Creating Custom Dictionaries

NOTE: Punctuation in dictionary files is not supported at this time. Adding punctuation to your dictionary words/phrases can lead to inaccurate results.

RIOT Scan possesses one of the most powerful and flexible custom content coding systems available for research. If you would like to use your own dictionary, it must be contained within a .txt file, and it must conform to the following format:

$Name: Test Dictionary
$Author: Ryan Boyd
%%%
Category Listing Here
%%%
Dictionary Contents here

You can download an example dictionary here. RIOT Scan is capable of reading dictionary files in UTF-8 encoding as well, if your language requires this encoding format. Now, for a quick explanation of the header:

$Name: – put the name of your dictionary here. It does not have to be the same as your filename

$Author: – put the author of your dictionary file here

The second section (after the %%%) is your category listing. The category number is on the left side, whereas the category name is on the right side. These values should be separated by a TAB, and the name of the categories in this section are what you will see in your output file. The custom dictionary system in RIOT Scan has been successfully tested with up to 16,000 distinct categories combined with 16,000 different words matching into various categories; this is likely far beyond adequate for most purposes.

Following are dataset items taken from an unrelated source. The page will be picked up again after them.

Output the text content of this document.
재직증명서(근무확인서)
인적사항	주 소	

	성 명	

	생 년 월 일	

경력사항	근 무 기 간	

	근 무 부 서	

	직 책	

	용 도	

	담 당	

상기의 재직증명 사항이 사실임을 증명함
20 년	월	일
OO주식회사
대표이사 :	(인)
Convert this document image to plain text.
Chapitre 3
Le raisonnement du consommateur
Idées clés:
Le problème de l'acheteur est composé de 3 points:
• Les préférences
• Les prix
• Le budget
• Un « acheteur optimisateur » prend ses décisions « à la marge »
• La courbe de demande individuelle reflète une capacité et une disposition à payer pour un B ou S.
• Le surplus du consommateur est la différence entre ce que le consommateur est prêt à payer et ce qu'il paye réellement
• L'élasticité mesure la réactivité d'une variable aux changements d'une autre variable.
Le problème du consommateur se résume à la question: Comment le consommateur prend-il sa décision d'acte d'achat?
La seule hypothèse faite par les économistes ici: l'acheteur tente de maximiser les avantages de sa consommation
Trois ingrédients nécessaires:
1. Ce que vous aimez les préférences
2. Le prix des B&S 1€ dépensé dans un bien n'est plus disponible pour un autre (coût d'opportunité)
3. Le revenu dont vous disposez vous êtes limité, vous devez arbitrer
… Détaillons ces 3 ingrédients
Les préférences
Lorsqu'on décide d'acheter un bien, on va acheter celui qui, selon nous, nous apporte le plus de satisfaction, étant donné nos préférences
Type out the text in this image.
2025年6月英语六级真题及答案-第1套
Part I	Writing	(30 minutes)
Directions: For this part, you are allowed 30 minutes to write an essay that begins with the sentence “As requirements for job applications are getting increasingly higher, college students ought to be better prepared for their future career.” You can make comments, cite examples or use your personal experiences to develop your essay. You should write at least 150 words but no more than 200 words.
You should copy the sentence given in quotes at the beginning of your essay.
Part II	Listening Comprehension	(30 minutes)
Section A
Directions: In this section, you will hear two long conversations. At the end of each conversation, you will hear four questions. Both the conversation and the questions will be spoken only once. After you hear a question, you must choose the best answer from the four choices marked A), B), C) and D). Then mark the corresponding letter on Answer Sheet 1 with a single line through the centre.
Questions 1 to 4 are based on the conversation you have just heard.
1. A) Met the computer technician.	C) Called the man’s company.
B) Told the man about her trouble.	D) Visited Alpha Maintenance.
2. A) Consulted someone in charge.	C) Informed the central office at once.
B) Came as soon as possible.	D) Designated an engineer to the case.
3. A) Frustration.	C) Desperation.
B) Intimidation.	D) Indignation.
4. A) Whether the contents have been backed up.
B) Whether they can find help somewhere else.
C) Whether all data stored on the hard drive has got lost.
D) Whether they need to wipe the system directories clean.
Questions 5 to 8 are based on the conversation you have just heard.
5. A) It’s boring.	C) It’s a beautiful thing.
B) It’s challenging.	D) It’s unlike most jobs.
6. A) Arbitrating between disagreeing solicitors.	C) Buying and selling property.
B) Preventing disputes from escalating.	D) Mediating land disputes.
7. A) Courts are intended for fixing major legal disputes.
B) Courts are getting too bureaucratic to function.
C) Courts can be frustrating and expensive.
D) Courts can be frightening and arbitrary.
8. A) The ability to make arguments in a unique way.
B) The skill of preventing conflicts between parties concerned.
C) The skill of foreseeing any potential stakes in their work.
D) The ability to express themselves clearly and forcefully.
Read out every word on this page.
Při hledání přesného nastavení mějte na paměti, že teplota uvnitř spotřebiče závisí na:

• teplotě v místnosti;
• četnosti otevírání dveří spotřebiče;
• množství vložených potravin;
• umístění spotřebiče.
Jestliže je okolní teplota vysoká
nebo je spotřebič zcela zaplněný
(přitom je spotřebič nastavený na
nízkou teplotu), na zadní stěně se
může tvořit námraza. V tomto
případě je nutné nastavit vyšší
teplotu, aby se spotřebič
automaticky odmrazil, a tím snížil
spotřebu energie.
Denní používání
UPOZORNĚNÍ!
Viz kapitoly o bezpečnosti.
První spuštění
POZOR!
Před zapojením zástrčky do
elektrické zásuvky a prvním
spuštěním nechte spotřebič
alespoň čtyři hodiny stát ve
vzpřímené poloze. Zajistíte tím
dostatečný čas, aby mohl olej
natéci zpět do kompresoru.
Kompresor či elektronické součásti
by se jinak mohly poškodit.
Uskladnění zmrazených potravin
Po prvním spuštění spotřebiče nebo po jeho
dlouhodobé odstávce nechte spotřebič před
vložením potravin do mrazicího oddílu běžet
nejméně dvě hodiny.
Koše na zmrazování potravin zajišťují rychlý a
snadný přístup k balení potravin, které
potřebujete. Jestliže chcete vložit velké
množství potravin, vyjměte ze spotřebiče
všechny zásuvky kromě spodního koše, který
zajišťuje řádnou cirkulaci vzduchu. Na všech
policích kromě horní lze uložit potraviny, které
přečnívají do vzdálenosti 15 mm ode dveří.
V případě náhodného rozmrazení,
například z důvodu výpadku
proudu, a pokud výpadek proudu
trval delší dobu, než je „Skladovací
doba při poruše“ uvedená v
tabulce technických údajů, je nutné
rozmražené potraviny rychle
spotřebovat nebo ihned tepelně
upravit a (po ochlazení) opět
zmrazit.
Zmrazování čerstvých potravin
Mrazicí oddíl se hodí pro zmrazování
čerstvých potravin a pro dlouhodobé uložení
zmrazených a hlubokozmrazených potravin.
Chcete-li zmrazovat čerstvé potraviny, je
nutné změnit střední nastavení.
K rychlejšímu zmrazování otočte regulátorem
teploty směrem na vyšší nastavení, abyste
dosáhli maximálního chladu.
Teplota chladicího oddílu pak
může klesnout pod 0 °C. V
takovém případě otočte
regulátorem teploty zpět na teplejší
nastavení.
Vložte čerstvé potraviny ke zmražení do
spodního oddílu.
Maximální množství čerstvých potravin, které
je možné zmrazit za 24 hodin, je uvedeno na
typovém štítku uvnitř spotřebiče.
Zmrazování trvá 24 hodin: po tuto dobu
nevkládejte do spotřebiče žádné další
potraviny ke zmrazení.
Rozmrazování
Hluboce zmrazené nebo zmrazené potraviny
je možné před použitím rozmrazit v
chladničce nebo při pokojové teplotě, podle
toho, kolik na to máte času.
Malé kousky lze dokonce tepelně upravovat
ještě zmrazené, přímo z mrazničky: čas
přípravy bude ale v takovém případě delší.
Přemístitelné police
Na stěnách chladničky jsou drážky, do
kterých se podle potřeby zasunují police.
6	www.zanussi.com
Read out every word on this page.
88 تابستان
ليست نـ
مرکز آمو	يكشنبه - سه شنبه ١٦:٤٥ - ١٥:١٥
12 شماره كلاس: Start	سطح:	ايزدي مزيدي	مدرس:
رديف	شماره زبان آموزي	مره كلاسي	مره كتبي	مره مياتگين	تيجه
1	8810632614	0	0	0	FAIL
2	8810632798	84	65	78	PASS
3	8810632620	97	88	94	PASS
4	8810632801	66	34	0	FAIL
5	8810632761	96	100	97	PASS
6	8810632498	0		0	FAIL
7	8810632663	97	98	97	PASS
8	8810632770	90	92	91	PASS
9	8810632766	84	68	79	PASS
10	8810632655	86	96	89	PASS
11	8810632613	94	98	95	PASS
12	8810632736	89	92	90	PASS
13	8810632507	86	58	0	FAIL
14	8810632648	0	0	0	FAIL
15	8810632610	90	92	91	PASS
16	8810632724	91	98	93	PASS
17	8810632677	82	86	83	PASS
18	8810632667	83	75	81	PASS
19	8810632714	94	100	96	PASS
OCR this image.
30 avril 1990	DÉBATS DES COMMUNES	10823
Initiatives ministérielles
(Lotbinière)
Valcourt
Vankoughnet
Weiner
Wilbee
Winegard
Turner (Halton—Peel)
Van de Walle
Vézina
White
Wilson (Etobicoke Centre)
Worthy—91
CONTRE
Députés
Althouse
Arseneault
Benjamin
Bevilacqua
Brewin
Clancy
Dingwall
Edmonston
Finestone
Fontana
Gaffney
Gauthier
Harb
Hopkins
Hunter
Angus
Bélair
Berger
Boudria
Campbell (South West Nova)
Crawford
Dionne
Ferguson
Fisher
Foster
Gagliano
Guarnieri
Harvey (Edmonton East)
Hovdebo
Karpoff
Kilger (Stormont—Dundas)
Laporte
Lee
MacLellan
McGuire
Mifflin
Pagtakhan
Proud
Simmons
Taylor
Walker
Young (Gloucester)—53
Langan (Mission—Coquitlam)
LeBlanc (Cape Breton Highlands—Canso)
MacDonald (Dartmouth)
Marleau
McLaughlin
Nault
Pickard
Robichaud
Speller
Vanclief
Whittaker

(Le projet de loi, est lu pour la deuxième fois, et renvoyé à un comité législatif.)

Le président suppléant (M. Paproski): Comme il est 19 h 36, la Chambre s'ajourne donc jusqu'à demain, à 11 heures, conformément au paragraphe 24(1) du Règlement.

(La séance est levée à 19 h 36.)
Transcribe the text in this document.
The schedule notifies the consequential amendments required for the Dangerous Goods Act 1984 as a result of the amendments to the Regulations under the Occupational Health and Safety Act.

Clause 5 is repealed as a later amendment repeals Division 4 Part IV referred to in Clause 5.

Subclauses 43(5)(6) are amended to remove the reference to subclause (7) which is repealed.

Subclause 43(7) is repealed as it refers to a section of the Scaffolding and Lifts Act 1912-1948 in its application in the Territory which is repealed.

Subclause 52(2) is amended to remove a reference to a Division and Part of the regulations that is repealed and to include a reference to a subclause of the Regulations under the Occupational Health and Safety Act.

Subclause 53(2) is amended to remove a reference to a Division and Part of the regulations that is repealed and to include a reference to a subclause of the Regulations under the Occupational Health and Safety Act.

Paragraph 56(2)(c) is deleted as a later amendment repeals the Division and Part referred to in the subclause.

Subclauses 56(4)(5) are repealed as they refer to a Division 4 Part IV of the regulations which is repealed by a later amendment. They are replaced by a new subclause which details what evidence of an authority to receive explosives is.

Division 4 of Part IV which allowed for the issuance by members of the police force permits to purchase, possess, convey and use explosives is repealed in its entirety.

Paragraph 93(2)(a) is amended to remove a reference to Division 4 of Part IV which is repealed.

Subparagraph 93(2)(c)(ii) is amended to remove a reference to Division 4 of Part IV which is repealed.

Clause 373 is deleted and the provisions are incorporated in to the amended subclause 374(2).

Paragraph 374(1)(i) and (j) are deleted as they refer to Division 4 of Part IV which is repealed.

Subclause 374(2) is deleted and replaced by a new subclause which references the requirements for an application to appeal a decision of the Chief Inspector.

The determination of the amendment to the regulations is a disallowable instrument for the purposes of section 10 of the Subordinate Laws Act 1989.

Finally, the last section of your dictionary file should include the words/phrases that you want to code, as well as to which categories each word/phrase belongs. Again, values should be separated by a TAB. Capitalization is not important for any part of the dictionary file.

Note: As of version 1.4.7, you no longer need a $MAXCATS: tag in your dictionary header. Inclusion of this tag will not impact the functionality of your dictionary file, however, RIOT Scan now detects this feature of your dictionary automatically.

Wildcards and Phrases

As of version 1.6.0, RIOT Scan has a much improved custom dictionary system. Please note new features of this system. RIOT Scan can code for wildcards, phrases, and phrases with wildcards in addition to single words. You should use an asterisk (*) to denote a wildcard. Here are some examples:

eat – this will only detect the word “eat”, but not words such as “eating”, “eats”, and so on.

eat* – this will detect words such as “eat”, “eating”, “eats”, and so on.

Dashing through the snow – this is a plain phrase, and will be detected only if it occurs exactly as is

Dashing through the s* – this is a phrase with a wildcard. This example would detect phrases such as “Dashing through the snow” and “Dashing through the shower”, but would NOT detect “Dashing through the mall”

Waiting * Godot – this is a phrase with a wildcard counting words a whole word. This example would detect phrases such as “Waiting for Godot” and “Waiting with Godot”, but NOT “Waiting to see Godot”

Wait* * * Godot – this example would detect phrases such as “Waiting to see Godot” and “Wait for Mr. Godot”, but would NOT detect “Waiting for Godot”

*ing for Godot – this example would detect “Waiting for Godot” and “Pining for Godot”, but not “Waits for Godot”

IMPORTANT! If your custom dictionary contains multi-word phrases (e.g., bigrams, trigrams), ensure that the highest order phrases appear in your dictionary first. For example, “I’m happy” should appear in your dictionary before words like “I’m” and “happy”. RIOT Scan examines your custom dictionary in order. If words are detected that were already picked up as part of a phrase, they will be ignored so that the same words in your text are not being counted multiple times.

If you are building your own custom dictionary, it is important that you test it in order to ensure that it works as you would expect. If you have any questions about, or are having trouble with, the format of the dictionary file, please send me an e-mail.

“Not” Words

As of version 2.0.0, I have included the ability to ignore words and phrase pairs that would otherwise be detected as positive matches. This can be achieved by appending bracketed words/phrases to desired matches. This might sound a little confusing, so I will illustrate with some examples.

Let’s say that you want to detect the word “have”, but only when it is not followed by the word “some”. You would use the following lingo in your dictionary file:

have<some>

Note that there is no space between the word “have” and the bracket. This example will detect the word “have” in the following examples:

1. I have to go to the store.

2. I have an apple for you.

3. I have Spiderman sheets on my bed.

…but would ignore the word “have” in this example:

4. I have some time later today.

Additionally, you can chain together multiple “Not” scenarios on a single line, as follows:

have<some><a><an>

This example would detect the word “have” in examples 1 and 3, but not 2 and 4. When using this feature of custom dictionaries, note that the word “have” is still counted as a single word when it is found. This feature can also be extended to phrases:

don’t have<a cow>

This will detect the phrase “don’t have” in the following examples:

5. I don’t have a pet

6. I don’t have a clue

…but ignores the phrase “don’t have” in this example:

7. Don’t have a cow, man.